McCann has held leading roles in Hairspray, Into the Woods, Les Miserables, and now Ragtime, in which he portrays a character simply known as father, the patriarch of the white, well-educated, upper-class storyline in the suburb of New Rochelle. Father, who sells fireworks and other, as he describes them, ‘accoutrements of patriotism’ to immigrants eager to show their national pride, leaves the comfort of his family for extended periods of time to venture on quests of exploration. After returning from a real-life journey to the North Pole with Admiral Robert Peary, father finds his family dynamic turned upside down in ways he had never imagined.

“At first glance he is the one static character in the show, as his one defining characteristic is that he doesn’t want anything to change,” McCann said. “The most challenging thing about playing him is deciding if I’m supposed to be portraying him as unchanging or if I can somehow show that inner confusion and turmoil within him as he tries to keep his perfect life together. He’s not one of the heroes of the story, but at the end he is definitely changed.”

Ragtime is perhaps such an apt show for this year because its timeless themes of race relations and acceptance are particularly topical in the wake of the recent events in Ferguson, Mo. and Staten Island, N.Y., which have again thrust racial issues under the microscope of national attention.

“It’s interesting how it deals with issues that are almost perpetually in the forefront of the American mind,” DesBois said. “The book was written in the 70’s in the wake of the Civil Rights movement, and it’s still completely relevant today.”

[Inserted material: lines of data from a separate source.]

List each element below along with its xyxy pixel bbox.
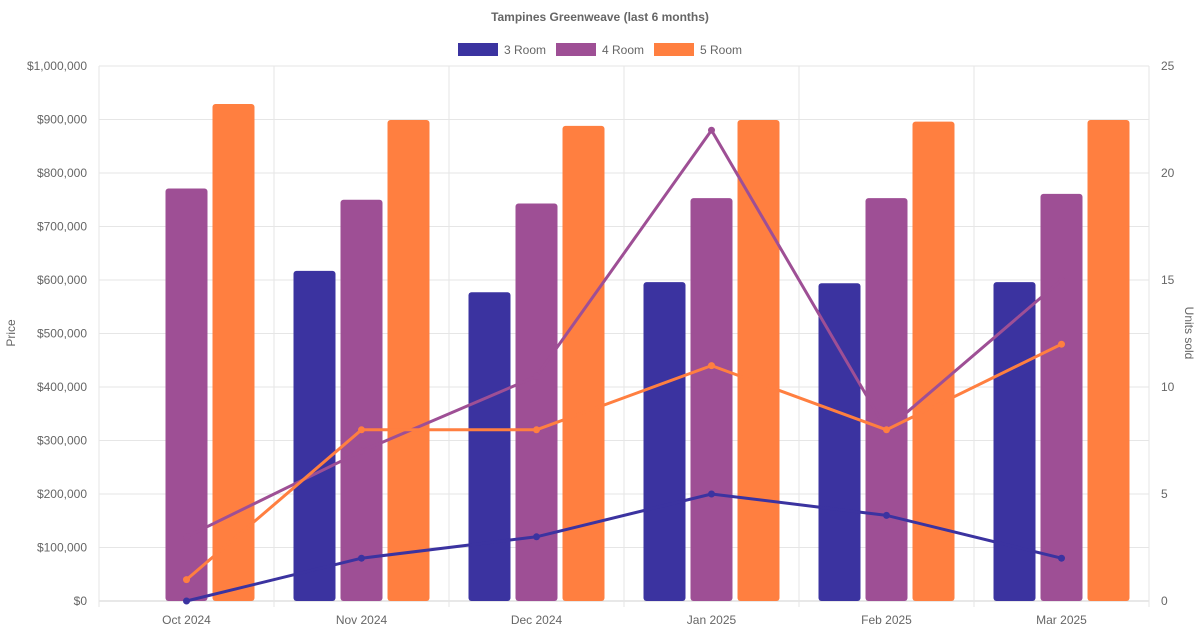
lines [183, 126, 1065, 605]
chart-title: Tampines Greenweave (last 6 months) [491, 10, 709, 24]
y-right-tick-label: 10 [1161, 380, 1175, 394]
y-left-tick-label: $300,000 [37, 434, 87, 448]
bars [165, 103, 1130, 602]
legend: 3 Room 4 Room 5 Room [458, 43, 742, 57]
y-right-tick-label: 20 [1161, 166, 1175, 180]
point-3-room [883, 511, 890, 519]
y-left-axis-title: Price [4, 319, 18, 347]
y-left-tick-label: $400,000 [37, 380, 87, 394]
legend-swatch [556, 43, 596, 56]
y-left-tick-label: $0 [74, 594, 88, 608]
bar-4-room [1040, 193, 1083, 602]
y-right-axis-title: Units sold [1182, 307, 1196, 360]
point-3-room [1058, 554, 1065, 562]
bar-3-room [468, 292, 511, 601]
bar-4-room [515, 203, 558, 601]
legend-swatch [458, 43, 498, 56]
point-5-room [533, 426, 540, 434]
line-4-room [185, 128, 1063, 539]
legend-label: 3 Room [504, 43, 546, 57]
bar-5-room [212, 103, 255, 602]
bar-5-room [912, 121, 955, 601]
x-tick-label: Dec 2024 [511, 613, 563, 627]
y-right-tick-label: 25 [1161, 59, 1175, 73]
bar-3-room [818, 283, 861, 601]
bar-3-room [993, 282, 1036, 601]
point-5-room [1058, 340, 1065, 348]
line-3-room [186, 492, 1062, 603]
point-4-room [533, 372, 540, 380]
x-tick-label: Nov 2024 [336, 613, 388, 627]
x-tick-label: Jan 2025 [687, 613, 737, 627]
legend-swatch [654, 43, 694, 56]
bar-4-room [165, 188, 208, 601]
point-3-room [183, 597, 190, 605]
point-4-room [1058, 276, 1065, 284]
legend-label: 5 Room [700, 43, 742, 57]
point-3-room [708, 490, 715, 498]
y-left-tick-label: $1,000,000 [27, 59, 87, 73]
grid [98, 65, 1150, 607]
point-3-room [358, 554, 365, 562]
point-4-room [358, 447, 365, 455]
legend-label: 4 Room [602, 43, 644, 57]
bar-5-room [1087, 120, 1130, 601]
bar-3-room [293, 270, 336, 601]
bar-3-room [643, 282, 686, 601]
y-left-tick-label: $700,000 [37, 220, 87, 234]
y-left-tick-label: $900,000 [37, 113, 87, 127]
line-5-room [185, 342, 1063, 581]
y-left-tick-label: $500,000 [37, 327, 87, 341]
point-4-room [183, 533, 190, 541]
bar-5-room [562, 125, 605, 602]
x-tick-label: Oct 2024 [162, 613, 211, 627]
point-4-room [708, 126, 715, 134]
point-5-room [883, 426, 890, 434]
point-3-room [533, 533, 540, 541]
y-left-tick-label: $200,000 [37, 487, 87, 501]
axes: $0 $100,000 $200,000 $300,000 $400,000 $500,0… [27, 59, 1175, 627]
x-tick-label: Feb 2025 [861, 613, 912, 627]
point-5-room [183, 576, 190, 584]
y-left-tick-label: $800,000 [37, 166, 87, 180]
bar-4-room [865, 198, 908, 601]
y-right-tick-label: 5 [1161, 487, 1168, 501]
x-tick-label: Mar 2025 [1036, 613, 1087, 627]
y-left-tick-label: $100,000 [37, 541, 87, 555]
bar-4-room [340, 199, 383, 601]
y-right-tick-label: 15 [1161, 273, 1175, 287]
y-right-tick-label: 0 [1161, 594, 1168, 608]
y-left-tick-label: $600,000 [37, 273, 87, 287]
bar-5-room [387, 120, 430, 601]
point-5-room [708, 362, 715, 370]
point-5-room [358, 426, 365, 434]
bar-4-room [690, 198, 733, 601]
bar-5-room [737, 120, 780, 601]
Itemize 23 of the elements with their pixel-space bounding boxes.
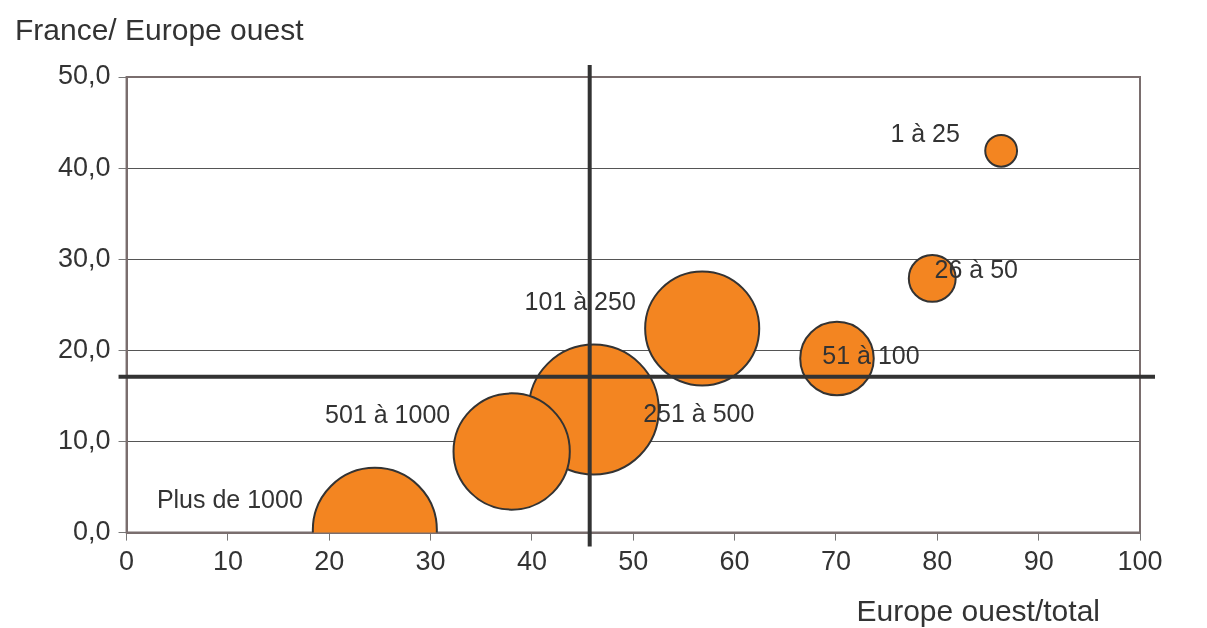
y-tick-label: 50,0 xyxy=(57,60,111,91)
x-tick-label: 100 xyxy=(1117,546,1163,577)
x-tick-label: 40 xyxy=(516,546,547,577)
annotation: 1 à 25 xyxy=(890,118,960,147)
y-tick-label: 40,0 xyxy=(57,151,111,182)
x-tick-label: 90 xyxy=(1023,546,1054,577)
annotation: 501 à 1000 xyxy=(325,400,451,429)
x-axis-title: Europe ouest/total xyxy=(856,594,1100,628)
y-axis-title: France/ Europe ouest xyxy=(15,13,305,47)
x-tick-label: 70 xyxy=(820,546,851,577)
y-tick-label: 0,0 xyxy=(73,516,111,547)
x-tick-label: 0 xyxy=(119,546,135,577)
x-tick-label: 30 xyxy=(415,546,446,577)
x-tick-label: 20 xyxy=(314,546,345,577)
annotation: Plus de 1000 xyxy=(156,484,303,513)
y-tick-label: 10,0 xyxy=(57,424,111,455)
x-tick-label: 10 xyxy=(212,546,243,577)
y-tick-label: 20,0 xyxy=(57,333,111,364)
x-tick-label: 50 xyxy=(618,546,649,577)
y-tick-label: 30,0 xyxy=(57,242,111,273)
x-tick-label: 60 xyxy=(719,546,750,577)
x-tick-label: 80 xyxy=(922,546,953,577)
annotation: 101 à 250 xyxy=(524,287,636,316)
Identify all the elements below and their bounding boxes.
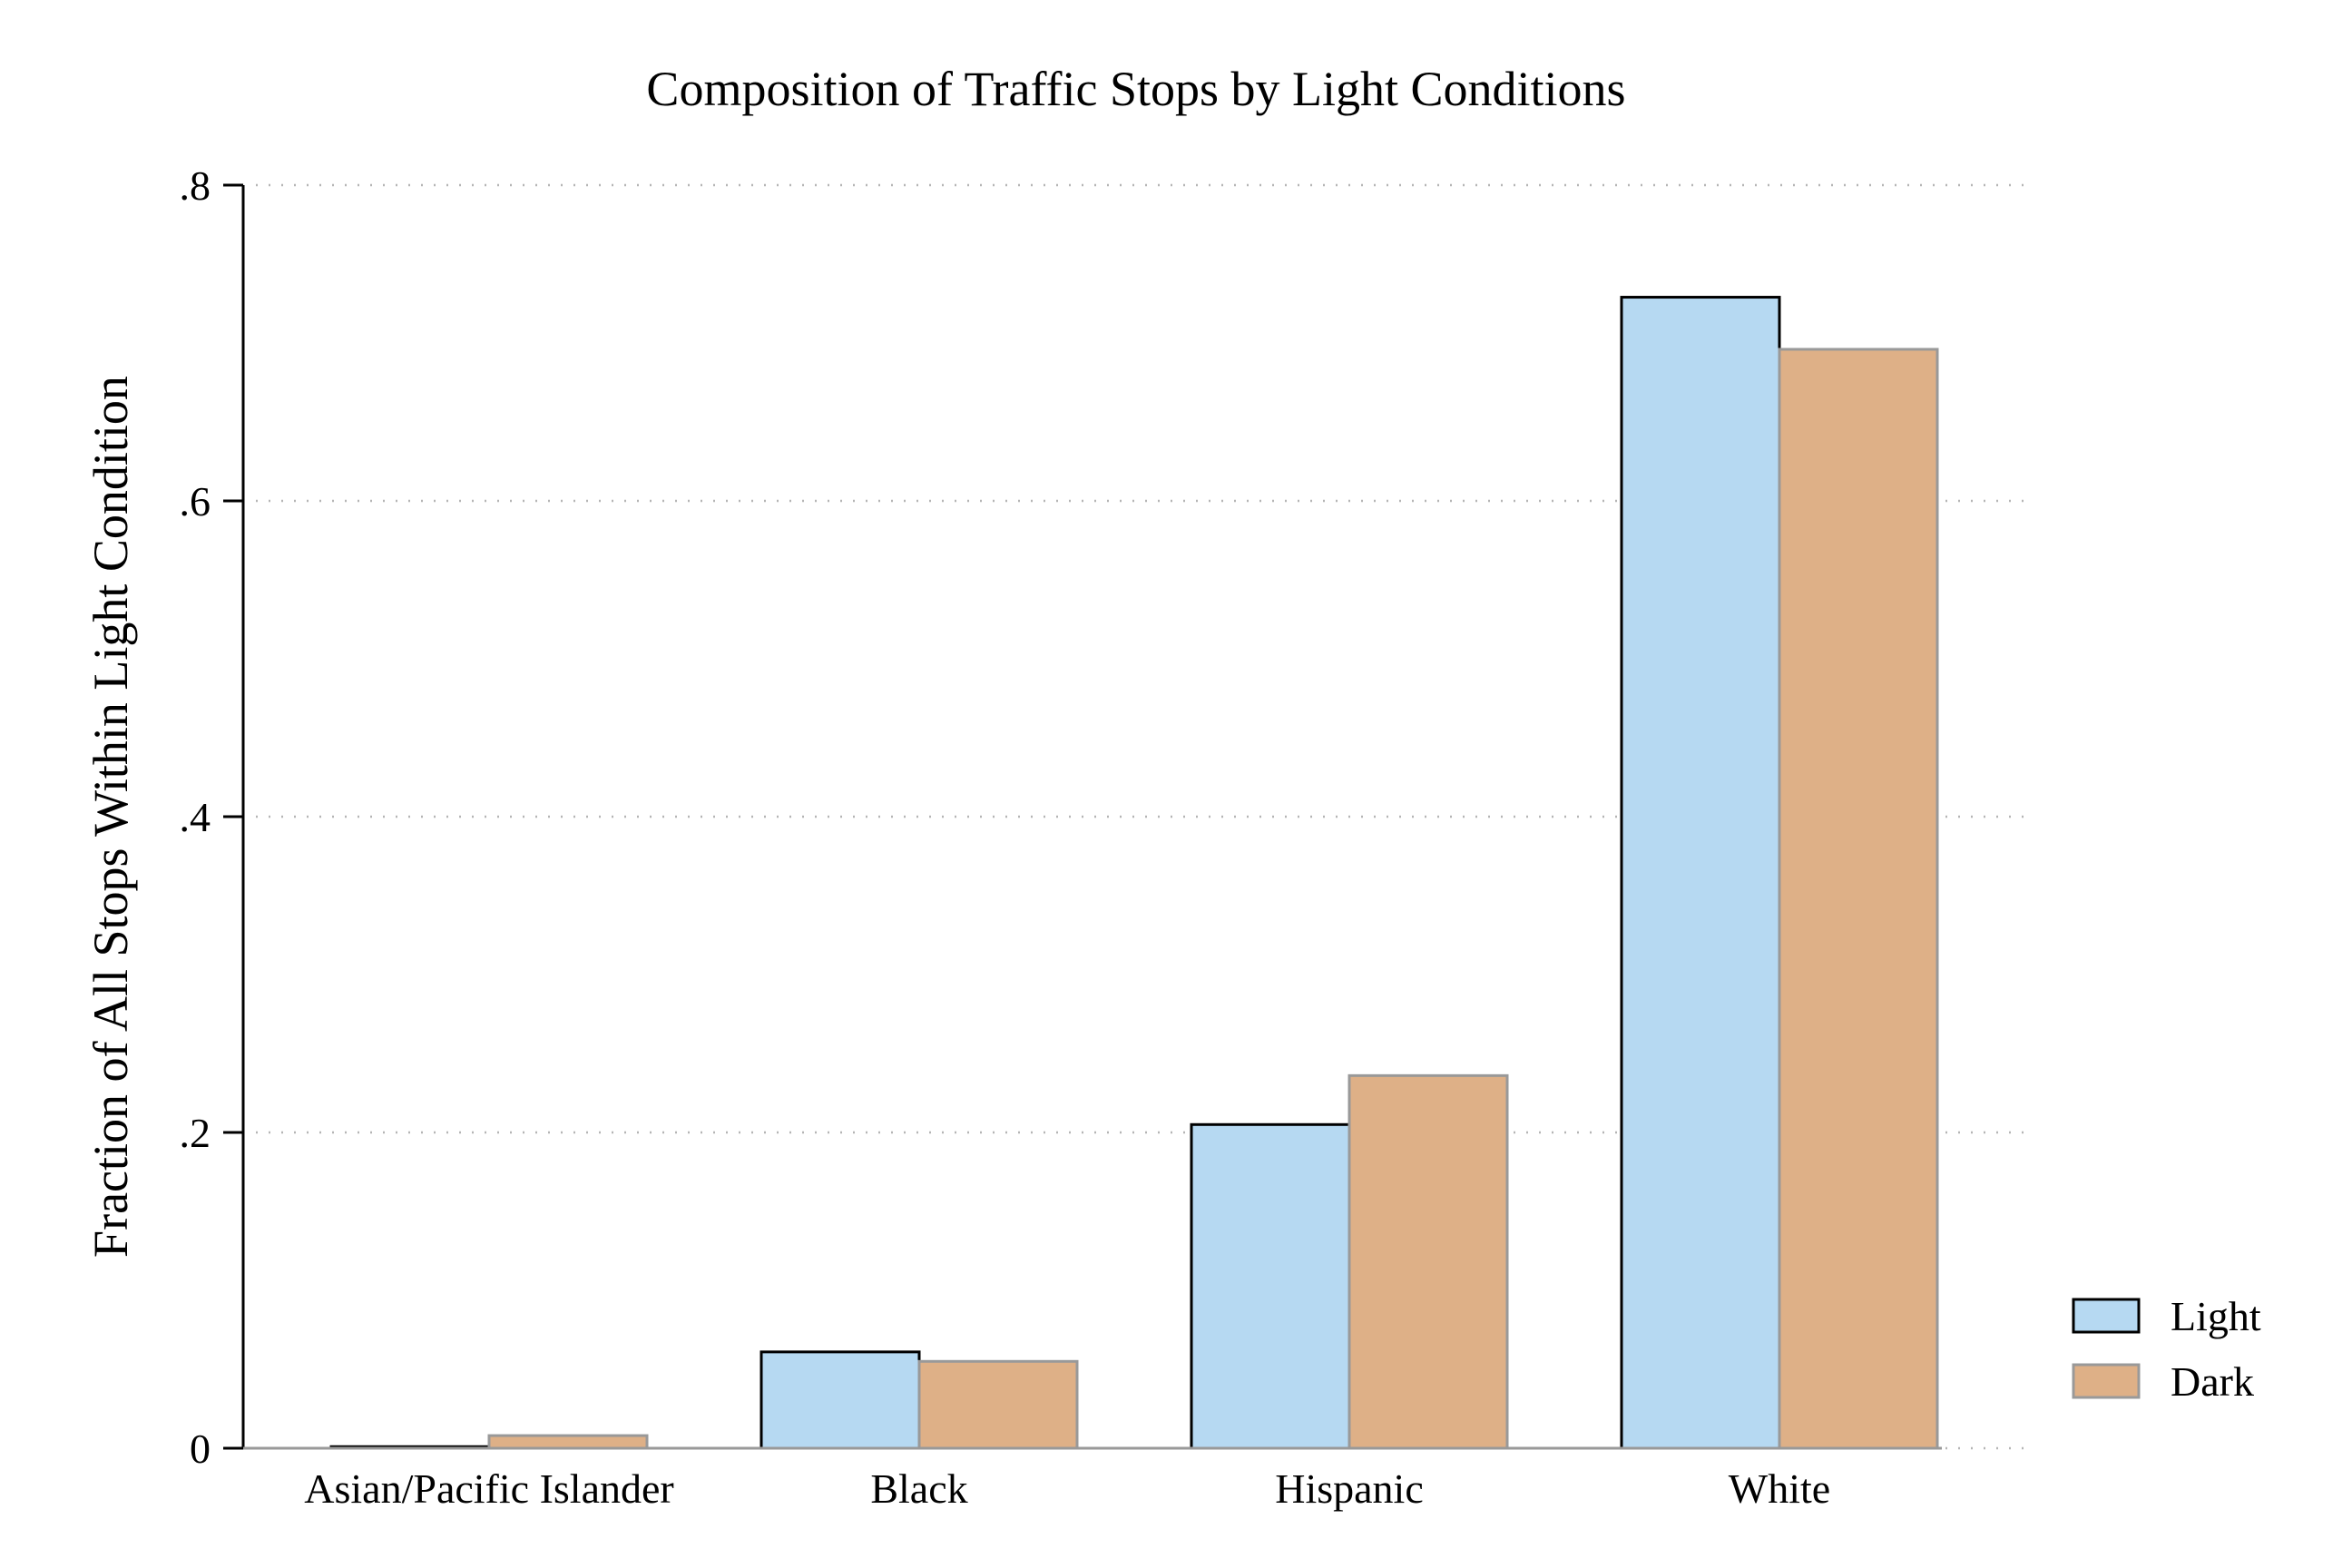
bar-dark — [487, 1434, 649, 1450]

“I think a really cool, kind of interesting connection is one of the biggest numbers in the show after all of this violence and a great tragedy has occurred and the entire cast sings ‘Till We Reach That Day’ and it’s about this great day in the future where there will be no more violence and there will be equality and justice for everyone,” McCann added. “The thing is, we’re still not there. It’s over 100 years from when this play was set, and we’ve come a long way, but we’re still not there. There’s still a lot of work to be done, and that’s something that strikes home with the entire cast when we sing that song. It’s a beautiful number.”

Both DesBois and McCann have aspirations to enter the performing arts in some capacity when they graduate this spring, and their experiences working on the J-term musical have proved useful in shaping their future plans.

“It’s definitely been a great experience to work on a professional schedule, which is what we’re doing,” DesBois said. “It’s very helpful for gauging whether or not this lifestyle is for me, and I’m finding that I can handle this kind of grueling schedule, which is great.”

Musical theatre is often only popular with a niche audience, but each J-term production has drawn students from all over campus as well as the larger community, and the quality of the musicals continue to amaze.

“We work really hard and we put on great shows,” McCann said. “The reason the Town Hall Theater is able to do so many events is because people in this community love the arts so much. I think it’s popular amongst students because it creates this intense, close community. You spend three weeks, six hours a day with the same people. You build closer friendships in those three weeks than you do in your entire college experience, and I will continue to tell people that it is great and that they should do it because it’s terrific.”

Ragtime opens tonight, Jan. 22 in the Town Hall Theatre at 8 p.m., and will have subsequent shows at 8 p.m. on Friday, Jan. 23 and Monday, Jan 26, with a matinee performance at 2 p.m. on Saturday, Jan. 24. Tickets are sold out for each performance.